Derbi Galatasaray'ın... Galatasaray:67 - Fenerbahçe:56
"Ben çok hamle yapan bir koç değilim, yaptığı hamlelere inanan bir adamım. Takımıma da bunu aşılamaya çalışıyorum." diyerek başladı yayıncı kuruluşun röportajına koç Mahmuti. "Biz sezon başında bir şey söylemedik formanın hakkını veren, savaşan, izleyenlere keyif veren bir takım olma sözü verdik. Çünkü gerisinin kendiliğinden geleceğine inanıyorduk" dedi. GSTV'de Veli Yiğit’e verdiği röportajda daha ilginç şeyler öğrendik. Veli Yiğit takım ve Galatasaray çalışanları dışında kimsenin bilmediği bir olaydan bahsetti. Ermal maça anestezi olarak olarak çıkmıştı. Ayak parmağında bir sorun vardı. Veli Yiğit bu konuda koçun fikrini sorunca koç: “Ermal müthiş bir fedakarlık gösterdi ama ben bu fedakarlığına şaşırmadım. Sahadayken elinden geleni yaptı. Anestezi olmuş bir şekilde oynamak istedi. Bugün Ermal değil başka bir oyuncumuz da olsa aynı fedakarlığı göstereceğine ben adım gibi eminim. Galatasaray’ın her oyuncusu formasının hakkını verebilmek için her türlü fedakarlığı yapmaya hazır. O yüzden bu durum çok önemli” dedi. Sonra yine Veli Yiğit’in yanına Ermal geldi. Ermal’i önce tebrik etti ardından “aslında durumunu anlatmak lazım önce” der demez Ermal “aman abi sakın, büyütülecek bir şey değil biz maçı konuşalım, açmayalım o konuyu” dedi. Yaptığı fedakarlığın maçın önüne geçmesini istemedei açıkcası...
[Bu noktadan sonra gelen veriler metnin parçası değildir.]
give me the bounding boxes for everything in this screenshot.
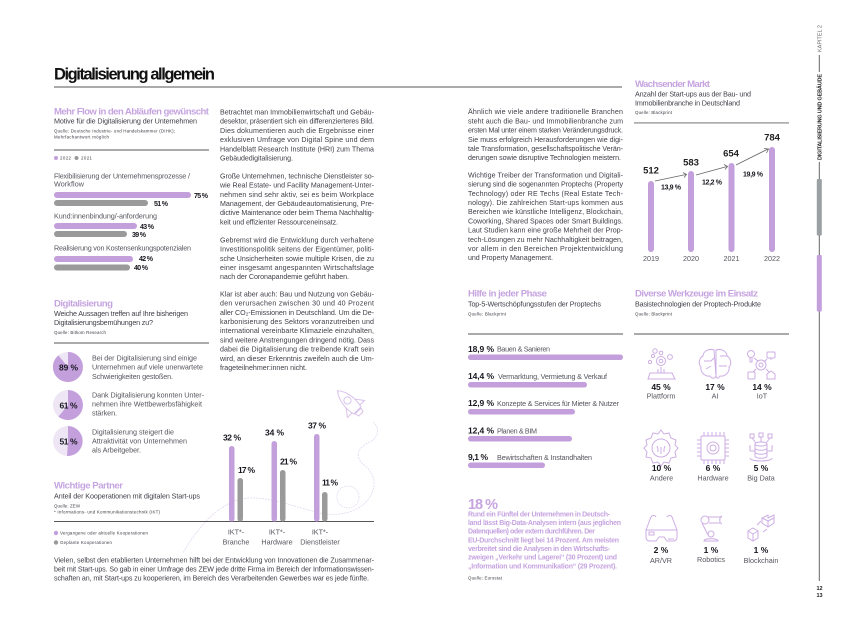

Ben sezon öncesi yazımda da belirtmiştim Ermal’in fedakarlıklarından hırsından, azminden vs vs. 2006 Dünya şampiyonasında maç içinde parmağı çıkmış yine maç içinde onu yerine oturtturmuş ve maça devam etmişti. Maç sonunda sorulduğunda "sol parmağım, önemli değil ben sağ elle şut atıyorum zaten" deyip önemsememişti bile. İşte Ermal ve arkadaşları böyle fedakar oyuncular. Amacım burada Ermal’i ön plana çıkarmak değil. Maç sonu röportajlara bakıyorsun hepsi birbirini övüyor, şu seni şöyle övdü dediklerinde önce hepsinin yüzü kızarıyor. Utanıyorlar çünkü yaptıklarını büyütmüyorlar. Koçun da dediği gibi aslında yaptıklarına inanıyorlar, hamlelerine, mücadelelerine… Oynadıkları youndan, mücadelelerinden keyif alıyorlar. Kendilerine bir söz vermişler iç sahada yenilmemek... Bu noktada da her şeylerini ortaya koyuyorlar. Bu seviyeye Yönetimin de çıkması ve basketçilerine daha fazla destek vermesi en büyük dileğimiz.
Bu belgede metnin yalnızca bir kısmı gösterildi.